Now, none of this so far implies that people in finance are not worth their higher salaries. Deregulation could have created an environment in which the productivity differential between higher- and lower-skilled people became higher in finance than in other industries, making them more valuable in finance than elsewhere. Section 3 analyzes this issue. Figure 7 shows that, since the mid-1980s, the earnings of people in finance have shot up relative to the earnings of engineers (outside finance), even with the same level of education.

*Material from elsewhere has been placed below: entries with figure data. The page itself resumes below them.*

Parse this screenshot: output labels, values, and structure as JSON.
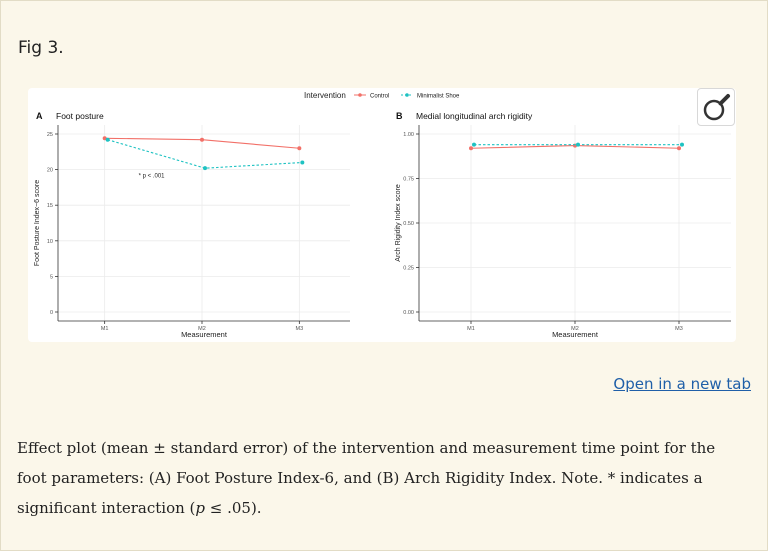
{
  "figure": {
    "label": "Fig 3.",
    "open_link": "Open in a new tab",
    "caption_parts": {
      "a": "Effect plot (mean ± standard error) of the intervention and measurement time point for the foot parameters: (A) Foot Posture Index-6, and (B) Arch Rigidity Index. Note. * indicates a significant interaction (",
      "p": "p",
      "b": " ≤ .05)."
    }
  },
  "legend": {
    "title": "Intervention",
    "items": [
      "Control",
      "Minimalist Shoe"
    ]
  },
  "colors": {
    "control": "#f27068",
    "minimalist": "#1ec2c2",
    "link": "#1f5fa8",
    "background": "#faf6e8"
  },
  "icons": {
    "zoom": "magnifier-icon"
  },
  "chart_data": [
    {
      "type": "line",
      "panel": "A",
      "title": "Foot posture",
      "xlabel": "Measurement",
      "ylabel": "Foot Posture Index−6 score",
      "categories": [
        "M1",
        "M2",
        "M3"
      ],
      "ylim": [
        0,
        25
      ],
      "yticks": [
        "0",
        "5",
        "10",
        "15",
        "20",
        "25"
      ],
      "grid": true,
      "annotation": "* p < .001",
      "series": [
        {
          "name": "Control",
          "values": [
            24.4,
            24.2,
            23.0
          ]
        },
        {
          "name": "Minimalist Shoe",
          "values": [
            24.2,
            20.2,
            21.0
          ]
        }
      ]
    },
    {
      "type": "line",
      "panel": "B",
      "title": "Medial longitudinal arch rigidity",
      "xlabel": "Measurement",
      "ylabel": "Arch Rigidity Index score",
      "categories": [
        "M1",
        "M2",
        "M3"
      ],
      "ylim": [
        0,
        1
      ],
      "yticks": [
        "0.00",
        "0.25",
        "0.50",
        "0.75",
        "1.00"
      ],
      "grid": true,
      "series": [
        {
          "name": "Control",
          "values": [
            0.92,
            0.935,
            0.92
          ]
        },
        {
          "name": "Minimalist Shoe",
          "values": [
            0.94,
            0.94,
            0.94
          ]
        }
      ]
    }
  ]
}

Figures 10 and 11 are based on the concept of a “benchmark” wage for finance. This is the wage that you would expect people in finance to get based solely on their relative education level (which we know went up after 1980), the skill premium (the amount that more highly-skilled people earn throughout the economy, which has also gone up since 1980), and the relative risk of unemployment (if you are more likely to be fired, you should be paid more to compensate). Figure 10 shows that given all this, you would have expected finance salaries to go up about 20% relative to the rest of the economy since 1980, but in fact they have gone up about 65%. The excess wage (Figure 11) — the difference between the amount people in finance make and the amount you would expect them to make — reached about 0.4 this decade; that means that if the average American is making $100, you might expect people in finance to make $125 (based on education, skill premium, and unemployment risk), but instead they are making $165.

The last set of regressions attempts to determine whether the excess wage in finance is due to characteristics of individuals in finance that are not observable in the previous regression. They do this by looking at the Census Bureau’s Current Population Survey, which is an individual-level sample. They determine that over the entire sample period (1967-2005), even after controlling for individual characteristics, working in finance is worth a 4.4% wage premium (Table 5; 8.3% for people with post-graduate education). Looking at specific time periods (Table 6), the wage premium only appears in 1986; from 1986 through 2005 it averages 6.0%. Comparing these wage premiums to the excess wage for the industry as a whole, they conclude that 30-50% of the excess wage is not due to differences in ability, but represents pure rents.

Note that the wage premiums calculated here cannot be compared to the excess wage in Figure 11, because Figure 11 is estimated using industry-level data, and the estimates in Tables 5-6 use the CPS, which suffers from top-coding (incomes are reported in categories, and there are no categories for the super-rich). My interpretation is that Figure 11 is the best way to see the size of the excess wage, since it doesn’t suffer from top-coding; Tables 5-6 are primarily useful for showing what proportion (30-50%, according to Philippon and Reshef) of that excess wage cannot be explained by differences between individuals.

So note in particular that the 30-50% number in the paper does not refer to the wage premium of people in finance; it is the proportion of the wage premium that cannot be otherwise explained. The excess wage itself depends on how you measure it. In Figure 11 (difference between finance wages and what finance wages would be expected to be based on education, skill premium, and unemployment risk) it gets up to 40%, but only in the last few years.

In any case, it’s clear that people in finance make more than people not in finance, and that you can’t explain it away just by saying they are more educated or their jobs are more risky. Now in one sense the defenders of high Wall Street pay are correct: people are probably getting roughly what they could make if they walked across the street and went to another bank. But that doesn’t answer the question of whether the whole industry is making a mistake and transferring wealth to employees that should go to shareholders.